I wrote a whole post just now criticizing Fox News for their annual War on Christmas because it’s exhausting and polarizing.
And the crux of the post was, of course, that for someone who isn’t Christian there’s nothing more obviously fictional than the notion that Christians can’t celebrate their holiday, that the “political correctness” decried by Fox isn’t designed to make the powerful feel weaker but to make minorities feel included, and that the result of Fox’s War on Christmas is to make a whole bunch of people — who are already in the majority by a wide, wide margin — celebrate Christmas more aggressively.
And immediately two geniuses decided that I don’t know what I’m talking about because
1) I clearly don’t understand the difference between Fox News’ entertainment programming and Fox News’ news programming:
This is a damn morning show, not hard news. Learn the difference.

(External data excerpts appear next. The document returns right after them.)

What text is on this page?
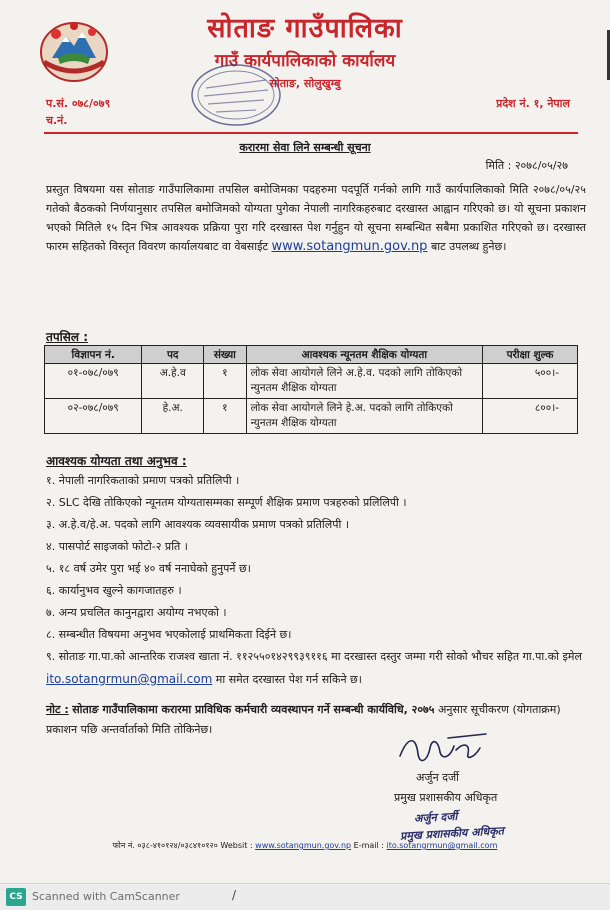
सोताङ गाउँपालिका
गाउँ कार्यपालिकाको कार्यालय
सोताङ, सोलुखुम्बु
प.सं. ०७८/०७९
च.नं.
प्रदेश नं. १, नेपाल
करारमा सेवा लिने सम्बन्धी सूचना
मिति : २०७८/०५/२७
प्रस्तुत विषयमा यस सोताङ गाउँपालिकामा तपसिल बमोजिमका पदहरुमा पदपूर्ति गर्नको लागि गाउँ कार्यपालिकाको मिति २०७८/०५/२५ गतेको बैठकको निर्णयानुसार तपसिल बमोजिमको योग्यता पुगेका नेपाली नागरिकहरुबाट दरखास्त आह्वान गरिएको छ। यो सूचना प्रकाशन भएको मितिले १५ दिन भित्र आवश्यक प्रक्रिया पुरा गरि दरखास्त पेश गर्नुहुन यो सूचना सम्बन्धित सबैमा प्रकाशित गरिएको छ। दरखास्त फारम सहितको विस्तृत विवरण कार्यालयबाट वा वेबसाईट www.sotangmun.gov.np बाट उपलब्ध हुनेछ।
तपसिल :
विज्ञापन नं.	पद	संख्या	आवश्यक न्यूनतम शैक्षिक योग्यता	परीक्षा शुल्क
०१-०७८/०७९	अ.हे.व	१	लोक सेवा आयोगले लिने अ.हे.व. पदको लागि तोकिएको न्युनतम शैक्षिक योग्यता	५००।-
०२-०७८/०७९	हे.अ.	१	लोक सेवा आयोगले लिने हे.अ. पदको लागि तोकिएको न्युनतम शैक्षिक योग्यता	८००।-
आवश्यक योग्यता तथा अनुभव :
१. नेपाली नागरिकताको प्रमाण पत्रको प्रतिलिपी ।
२. SLC देखि तोकिएको न्यूनतम योग्यतासम्मका सम्पूर्ण शैक्षिक प्रमाण पत्रहरुको प्रलिलिपी ।
३. अ.हे.व/हे.अ. पदको लागि आवश्यक व्यवसायीक प्रमाण पत्रको प्रतिलिपी ।
४. पासपोर्ट साइजको फोटो-२ प्रति ।
५. १८ वर्ष उमेर पुरा भई ४० वर्ष ननाघेको हुनुपर्ने छ।
६. कार्यानुभव खुल्ने कागजातहरु ।
७. अन्य प्रचलित कानुनद्वारा अयोग्य नभएको ।
८. सम्बन्धीत विषयमा अनुभव भएकोलाई प्राथमिकता दिईने छ।
९. सोताङ गा.पा.को आन्तरिक राजश्व खाता नं. ११२५५०१४२९९३९११६ मा दरखास्त दस्तुर जम्मा गरी सोको भौचर सहित गा.पा.को इमेल ito.sotangrmun@gmail.com मा समेत दरखास्त पेश गर्न सकिने छ।
नोट : सोताङ गाउँपालिकामा करारमा प्राविधिक कर्मचारी व्यवस्थापन गर्ने सम्बन्धी कार्यविधि, २०७५ अनुसार सूचीकरण (योगताक्रम) प्रकाशन पछि अन्तर्वार्ताको मिति तोकिनेछ।
अर्जुन दर्जी
प्रमुख प्रशासकीय अधिकृत
अर्जुन दर्जी
प्रमुख प्रशासकीय अधिकृत
फोन नं. ०३८-४१०१२४/०३८४१०१२० Websit : www.sotangmun.gov.np E-mail : ito.sotangrmun@gmail.com
CS Scanned with CamScanner	/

2) The show I must like — but that actually I’ve never watched for even one second — is bad too:
MSNBC’s Lawrence O’Donnell shouting over people he disagrees with and then kicking them off of his show is what they consider journalistic integrity.

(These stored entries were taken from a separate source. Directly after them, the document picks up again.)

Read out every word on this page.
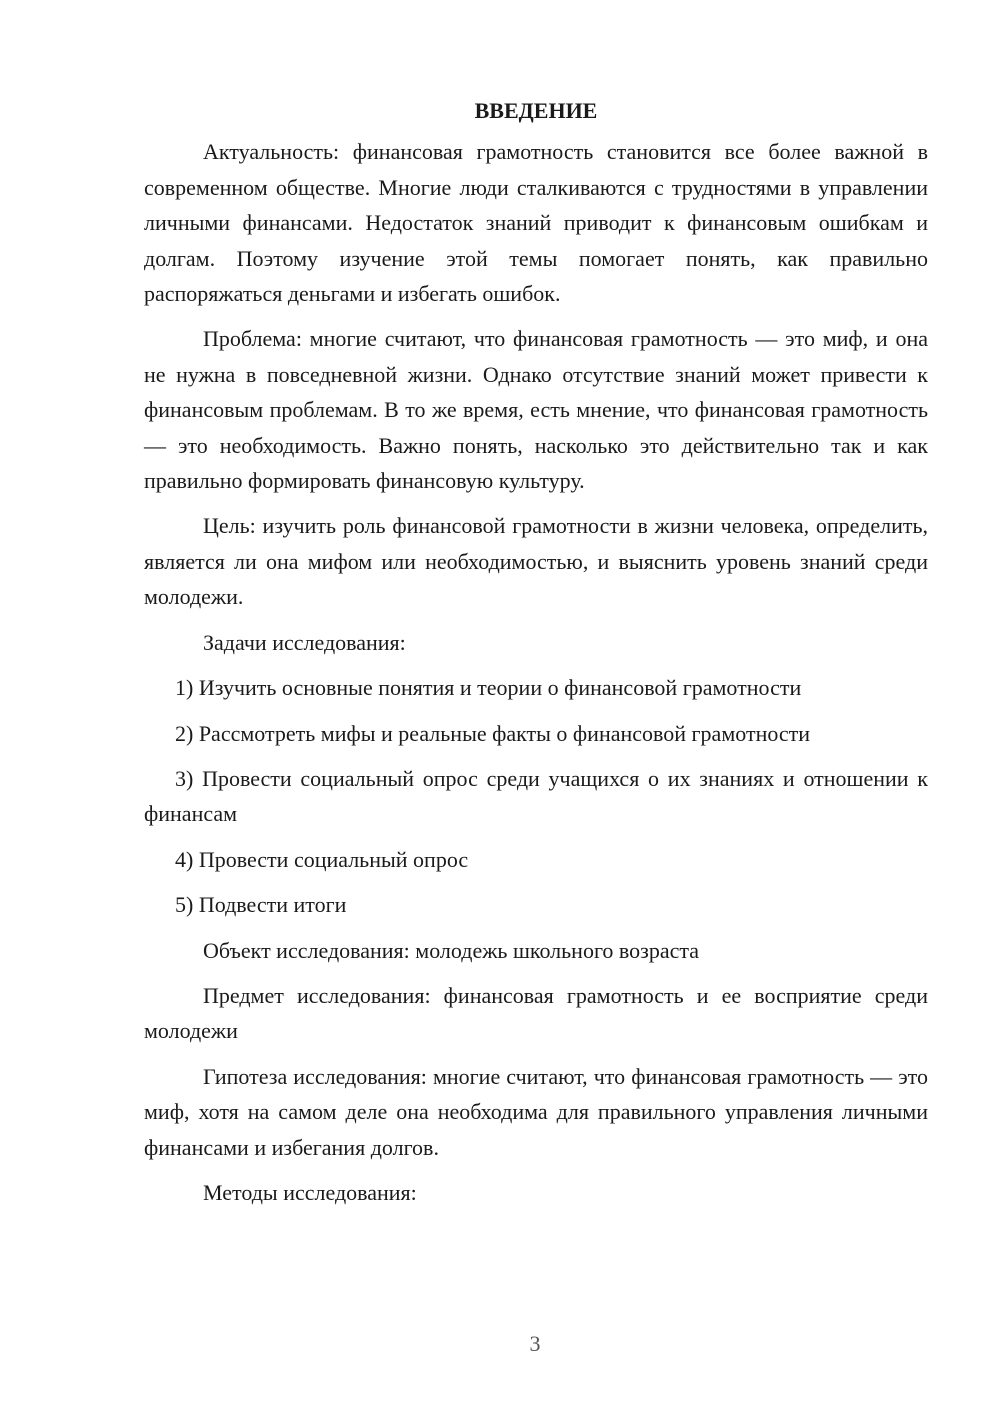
ВВЕДЕНИЕ

Актуальность: финансовая грамотность становится все более важной в современном обществе. Многие люди сталкиваются с трудностями в управлении личными финансами. Недостаток знаний приводит к финансовым ошибкам и долгам. Поэтому изучение этой темы помогает понять, как правильно распоряжаться деньгами и избегать ошибок.

Проблема: многие считают, что финансовая грамотность — это миф, и она не нужна в повседневной жизни. Однако отсутствие знаний может привести к финансовым проблемам. В то же время, есть мнение, что финансовая грамотность — это необходимость. Важно понять, насколько это действительно так и как правильно формировать финансовую культуру.

Цель: изучить роль финансовой грамотности в жизни человека, определить, является ли она мифом или необходимостью, и выяснить уровень знаний среди молодежи.

Задачи исследования:

1) Изучить основные понятия и теории о финансовой грамотности

2) Рассмотреть мифы и реальные факты о финансовой грамотности

3) Провести социальный опрос среди учащихся о их знаниях и отношении к финансам

4) Провести социальный опрос

5) Подвести итоги

Объект исследования: молодежь школьного возраста

Предмет исследования: финансовая грамотность и ее восприятие среди молодежи

Гипотеза исследования: многие считают, что финансовая грамотность — это миф, хотя на самом деле она необходима для правильного управления личными финансами и избегания долгов.

Методы исследования:

3
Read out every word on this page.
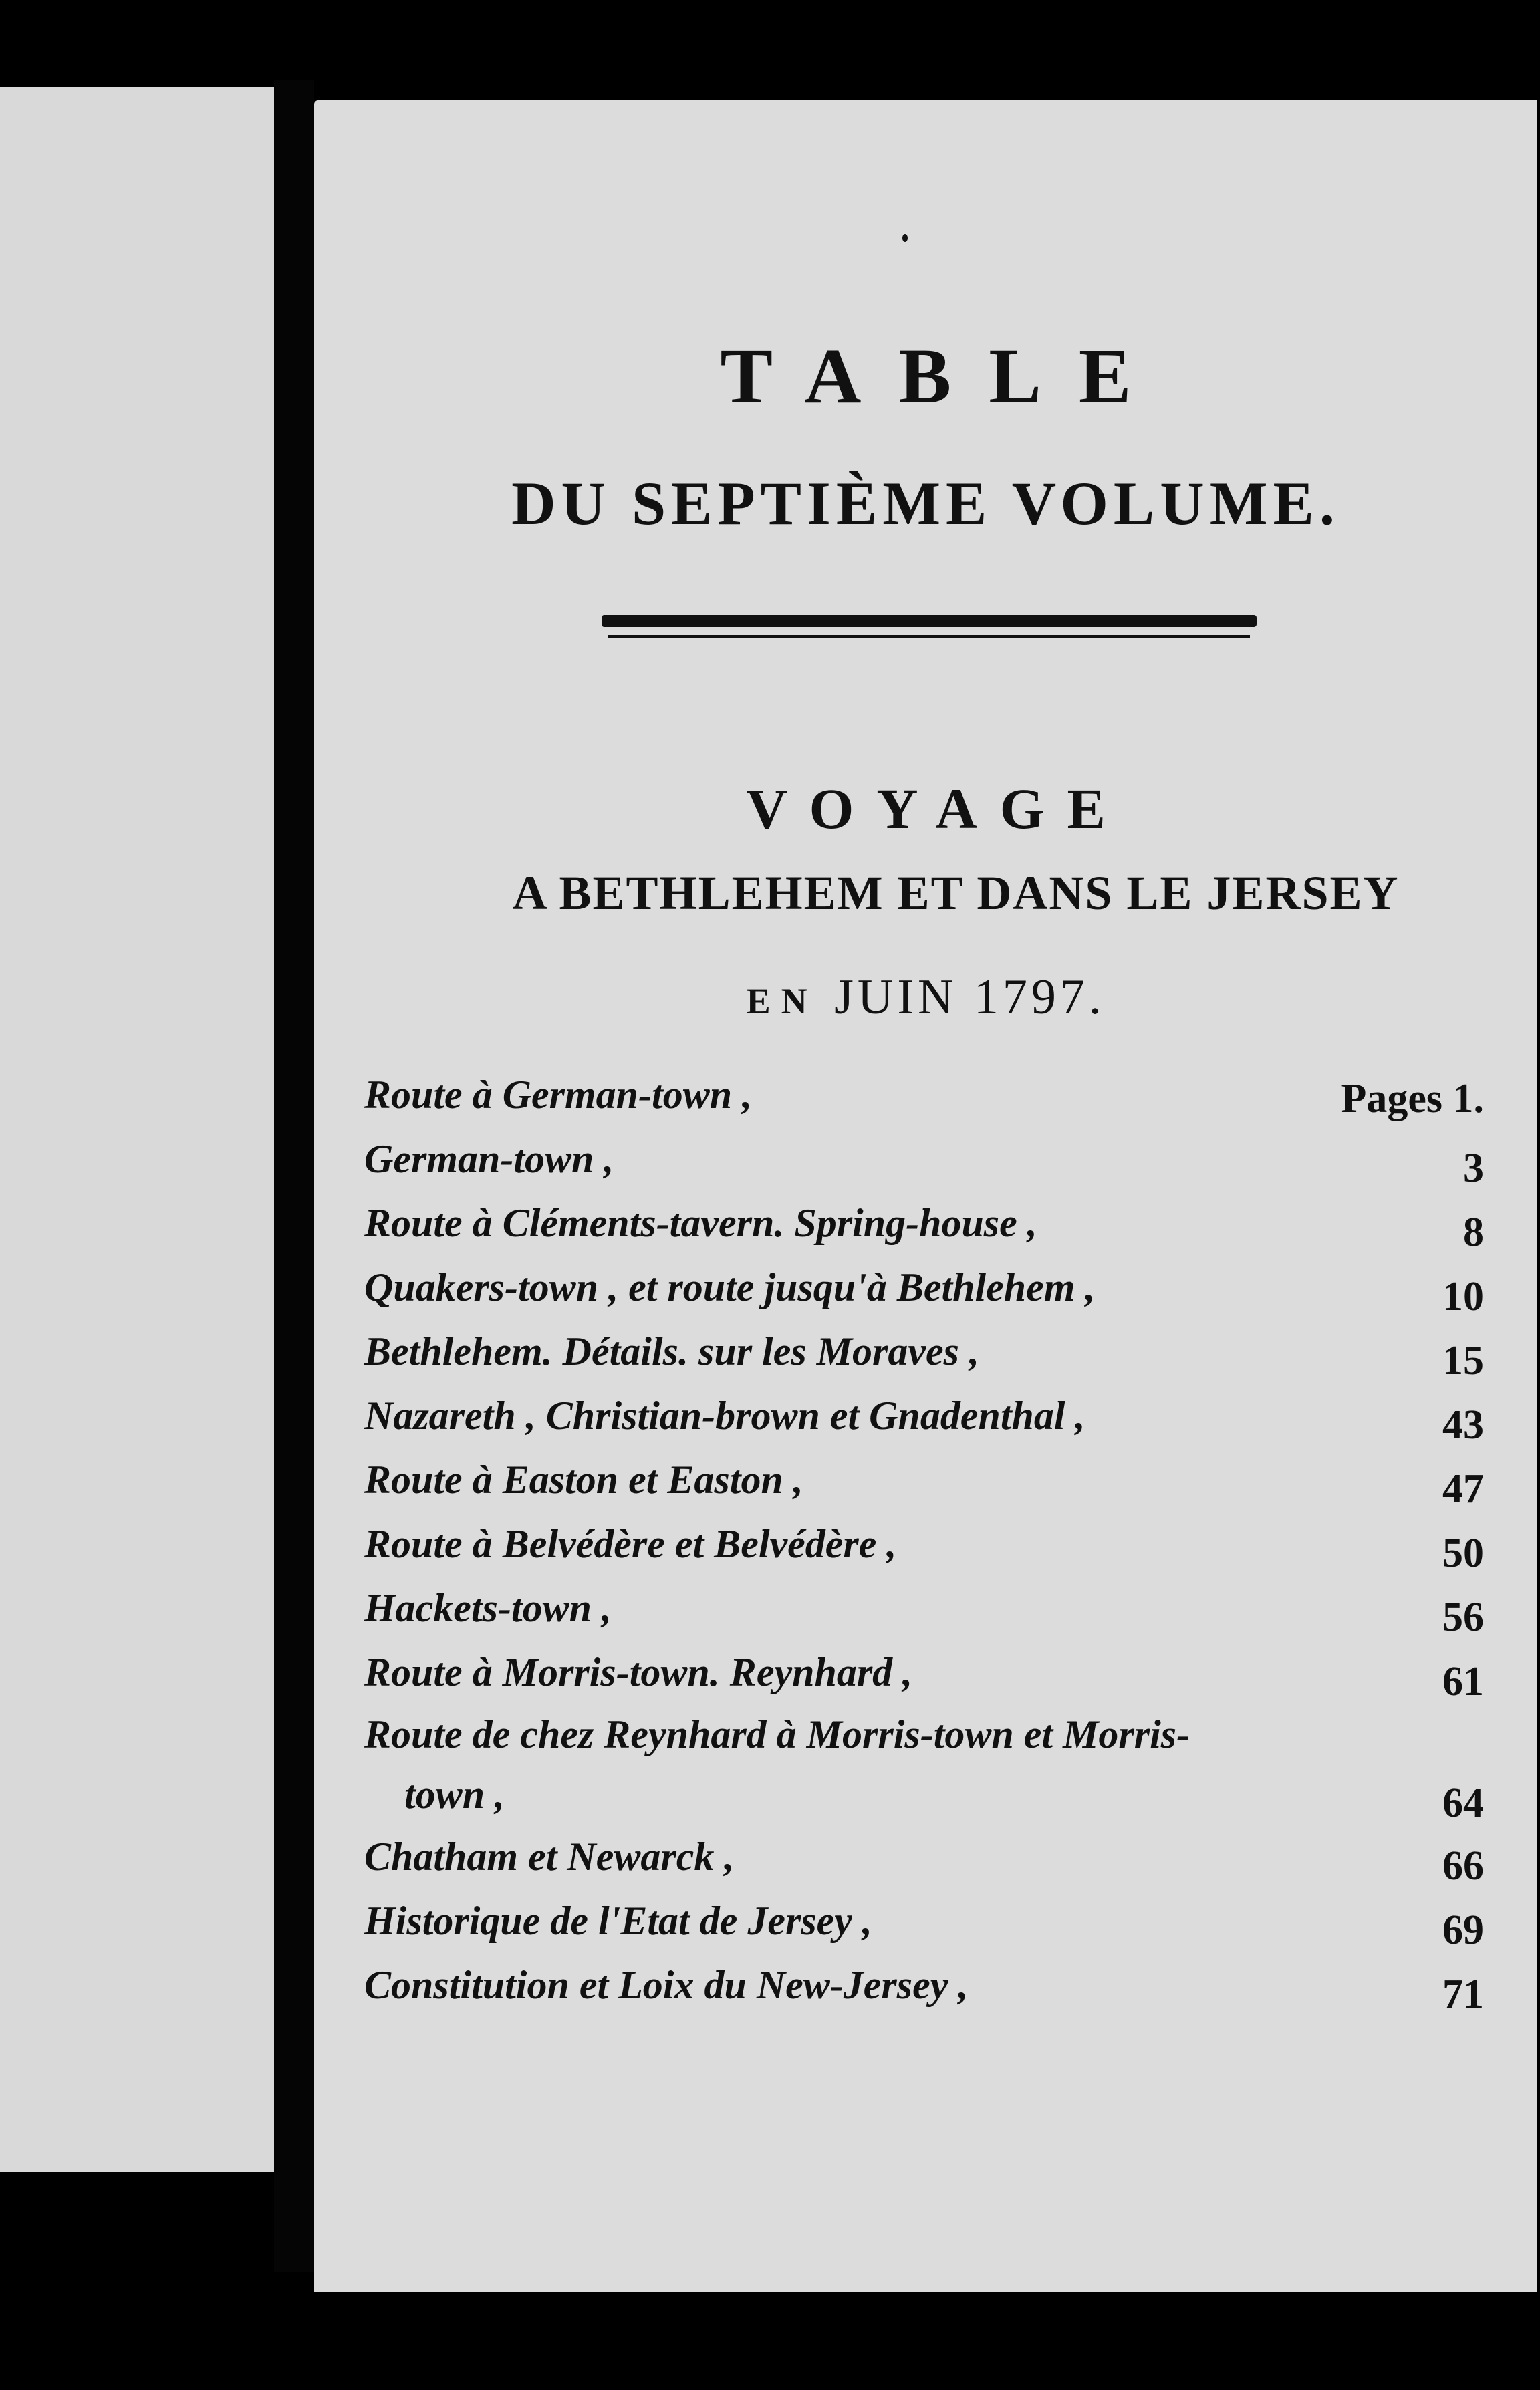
TABLE
DU SEPTIÈME VOLUME.
VOYAGE
A BETHLEHEM ET DANS LE JERSEY
EN JUIN 1797.
Route à German-town ,	Pages 1.
German-town ,	3
Route à Cléments-tavern. Spring-house ,	8
Quakers-town , et route jusqu'à Bethlehem ,	10
Bethlehem. Détails. sur les Moraves ,	15
Nazareth , Christian-brown et Gnadenthal ,	43
Route à Easton et Easton ,	47
Route à Belvédère et Belvédère ,	50
Hackets-town ,	56
Route à Morris-town. Reynhard ,	61
Route de chez Reynhard à Morris-town et Morris-
town ,	64
Chatham et Newarck ,	66
Historique de l'Etat de Jersey ,	69
Constitution et Loix du New-Jersey ,	71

So, basically, the argument in reply is that the people who are talking about the War on Christmas on Fox News have no journalistic standards. Which is precisely what I claimed at the beginning of my post. But the real point of the post was about how the trumped up War on Christmas exists only in the minds of Fox News and its viewers … but that the result of their constant harping on something that doesn’t exist is further polarizing of people in this country. Which is then demonstrated by the two geniuses who think that Fox News doesn’t have any responsibility to journalism or even to truth-telling.
So, yeah, polarizing nonsense.
Fox News should use that as their new slogan. It’s much more obviously true than Fair and Balanced. And it captures the spirit of what they’re doing and what their viewers have come to expect.